The dataset name and the renewal url in the AR will be used to build the final email. Note however that the name is optional, so we need to come up with some heuristic to generate some sort of header. My proposal is to simply list the entities the AR refers to with a link to them.

TODO: Get the final text for the templates

Open Questions

  • How to handle prod vs staging? Isn’t there the issue that an email could be sent by staging after a first migration if some notification were not processed already (We probably have this problem already?): Below are some solutions discussed with the engineering team, for the first iteration of the implementation solution 5. below is the easiest and more flexible to implement.

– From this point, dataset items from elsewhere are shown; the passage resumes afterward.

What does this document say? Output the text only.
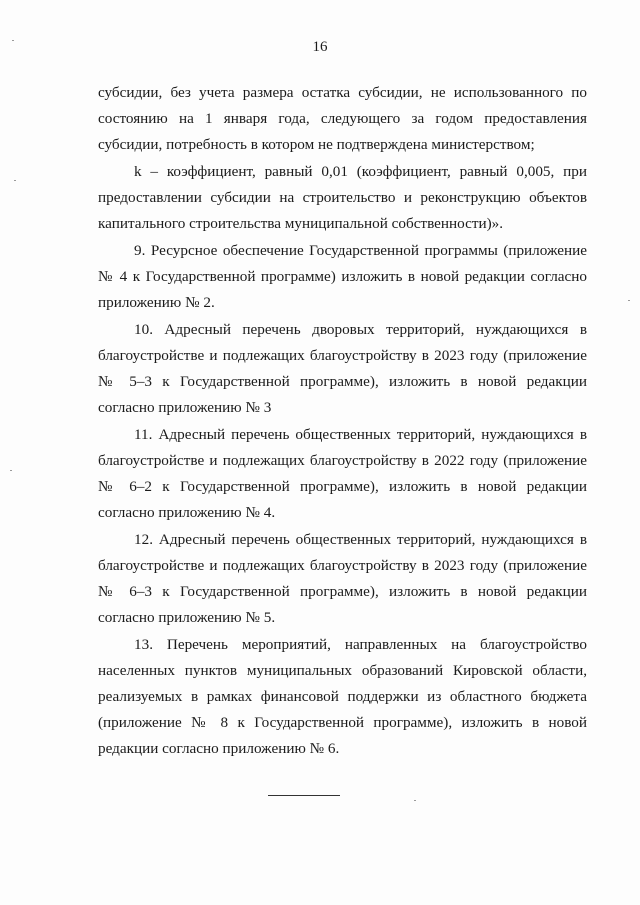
16

субсидии, без учета размера остатка субсидии, не использованного по состоянию на 1 января года, следующего за годом предоставления субсидии, потребность в котором не подтверждена министерством;

k – коэффициент, равный 0,01 (коэффициент, равный 0,005, при предоставлении субсидии на строительство и реконструкцию объектов капитального строительства муниципальной собственности)».

9. Ресурсное обеспечение Государственной программы (приложение № 4 к Государственной программе) изложить в новой редакции согласно приложению № 2.

10. Адресный перечень дворовых территорий, нуждающихся в благоустройстве и подлежащих благоустройству в 2023 году (приложение № 5–3 к Государственной программе), изложить в новой редакции согласно приложению № 3

11. Адресный перечень общественных территорий, нуждающихся в благоустройстве и подлежащих благоустройству в 2022 году (приложение № 6–2 к Государственной программе), изложить в новой редакции согласно приложению № 4.

12. Адресный перечень общественных территорий, нуждающихся в благоустройстве и подлежащих благоустройству в 2023 году (приложение № 6–3 к Государственной программе), изложить в новой редакции согласно приложению № 5.

13. Перечень мероприятий, направленных на благоустройство населенных пунктов муниципальных образований Кировской области, реализуемых в рамках финансовой поддержки из областного бюджета (приложение № 8 к Государственной программе), изложить в новой редакции согласно приложению № 6.
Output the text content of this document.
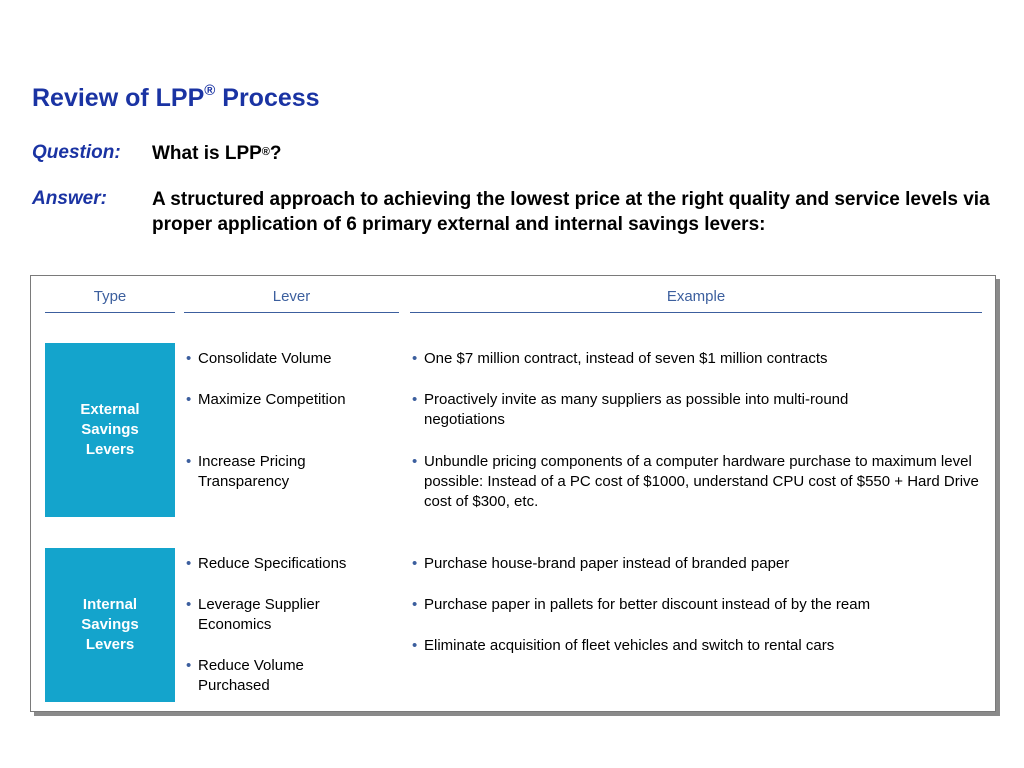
Review of LPP® Process
Question: What is LPP®?
Answer: A structured approach to achieving the lowest price at the right quality and service levels via proper application of 6 primary external and internal savings levers:
Type	Lever	Example
External Savings Levers
• Consolidate Volume
• Maximize Competition
• Increase Pricing Transparency
• One $7 million contract, instead of seven $1 million contracts
• Proactively invite as many suppliers as possible into multi-round negotiations
• Unbundle pricing components of a computer hardware purchase to maximum level possible: Instead of a PC cost of $1000, understand CPU cost of $550 + Hard Drive cost of $300, etc.
Internal Savings Levers
• Reduce Specifications
• Leverage Supplier Economics
• Reduce Volume Purchased
• Purchase house-brand paper instead of branded paper
• Purchase paper in pallets for better discount instead of by the ream
• Eliminate acquisition of fleet vehicles and switch to rental cars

    1. A solution that comes to mind is that we implement a service to disable certain features, similar to the read-only service (could be part of the same API call) and when go live we reenable them. The flow might be: We prepare the staging stack → put in read-only mode + disable the email notifications (e.g. the worker that sends emails asynchronously) → we perform migration → we put the system back in read-write mode → testing → read-only mode → final migration → re-enable all features → release. Note however that this would disable all the email notifications that are processed asynchronously by a worker (e.g. messages to users).

    2. An alternative might be to configure staging to redirect all the messages processed by the worker to a single recipient that we control (this way we can actually check the emails that are sent without spamming users)?

      Alternative solutions proposed during the design review:

    3. The staging stack could detect that it’s “staging” and make decisions based on that: the drawback is that this introduces (as the solutions proposed above) different behavior between prod/staging.

    4. A service that is separate from the stack and deployed separately could be created to process the emails to be sent, the service could interrogate a given stack only (e.g. prod only) and ask for the emails to be sent. The same service could be deployed for staging but configured differently (e.g. instead of sending the emails it could save them to S3). In this way the prod/staging stacks would remain the same there is no need to switch configurations. The drawback is that we need to build additional infrastructure.

    5. Another interesting solution: We can implement a new (administrative) web service that allows to push messages for example on a queue. A timer worker will periodically send a request to this service to trigger another worker (that polls the given queue and is setup as any other MessageDriven worker). The target worker is the one that actually process the scheduled messages to send, so we can basically externalize the trigger of the worker that process the messages that are scheduled. In this way the timer worker can be instructed to always trigger the request to prod and at the same time we can reuse the same web service on staging for testing. This solution has the advantage that it reuses the current infrastructure for timers and workers and it’s a bit more generic and can be reused for other purposes.

  • Would it be better to store the submission id in the notification table instead of the ar/submitter? It seems that an access approval can be created without a submission (See https://rest-docs.synapse.org/rest/POST/accessApproval.html)? How that ties together with the accessor group?